ブラジル連邦検察庁のロドリゴ・ジャノー長官からの次の告発を前に、テメル大統領が、2日に行われた下院での告発受け入れ投票で謀反を起こした連立与党の下議が指名した高級官僚の役職を奪う処分に出ていると、29日付現地紙が報じている。
食品大手JBS社社主のジョエズレイ・バチスタ氏らの報奨付供述(デラソン・プレミアーダ)に基づいた収賄疑惑での告発を、連立与党の協力で乗り切ったテメル大統領だったが、ジャノー長官が9月17日の任期切れの前に出してくるであろう次の告発を前に、与党の協力体制をさらに強める対策に出ている。
それが、連立与党政党内で謀反の投票を行った下議に対する報復だ。具体的には、その下議が指名権を持っていた連邦政府傘下の機関の役職を奪う行為に出ている。

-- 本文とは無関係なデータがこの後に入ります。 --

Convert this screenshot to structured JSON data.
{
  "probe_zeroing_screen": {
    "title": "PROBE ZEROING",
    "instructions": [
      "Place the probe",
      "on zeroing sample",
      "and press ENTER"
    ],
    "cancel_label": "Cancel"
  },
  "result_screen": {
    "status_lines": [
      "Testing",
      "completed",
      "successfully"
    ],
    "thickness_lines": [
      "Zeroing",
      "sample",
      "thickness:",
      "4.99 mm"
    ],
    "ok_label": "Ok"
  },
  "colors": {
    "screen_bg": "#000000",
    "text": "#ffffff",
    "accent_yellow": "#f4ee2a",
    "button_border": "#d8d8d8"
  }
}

具体的な例をあげていくと、フェルナンド・フランシスシーニ下議(連帯・SD)はパラナー州の全国入植農地改革機関(INCRA)の役職者を指名していたが、その役職者が解雇された。同じSDの下議では、ラエルシオ・オリヴェイラ下議がセルジッペのINCRA、カルロス・マナト下議がエスピリトサント州のINCRAと同州内での農務省関連の役職者を各々指名していたが、彼らも解雇された。
また、アラン・リック下議(民主党・DEM)が指名した、全国保健財団(FUNASA)のアクレー州内の役員も職を失った。
また、ブラジル社会党(PSB)のパウロ・フォレット、ルイス・ラウロ・フィーリョ両下議が指名した、国家鉱山庁の役職者らも解任されたという。
これらの除名、解雇処分は、現時点までで約140人分に及んでいる。
ただ、党内の約半数の下議が「大統領告発の審理継続を求める」に投票した民主社会党(PSDB)の下議への処分が行われていないことで、他の連立与党から不満の声もあがっているという。
一方、ジャノー長官は28日、リオでグローボ紙が主催したイベントに参加した際、今後の告発について、「捜査が熟したと考えたら、告発(などの公式な)書類に署名する」という言い方で、退任前に新たな告発があることをうかがわせた。
だが、その一方で、「ラヴァ・ジャット作戦は永遠のものでもなく、いつかは終りが来るものだ」と、今後の同作戦の行方に関して意味深長な発言も行った。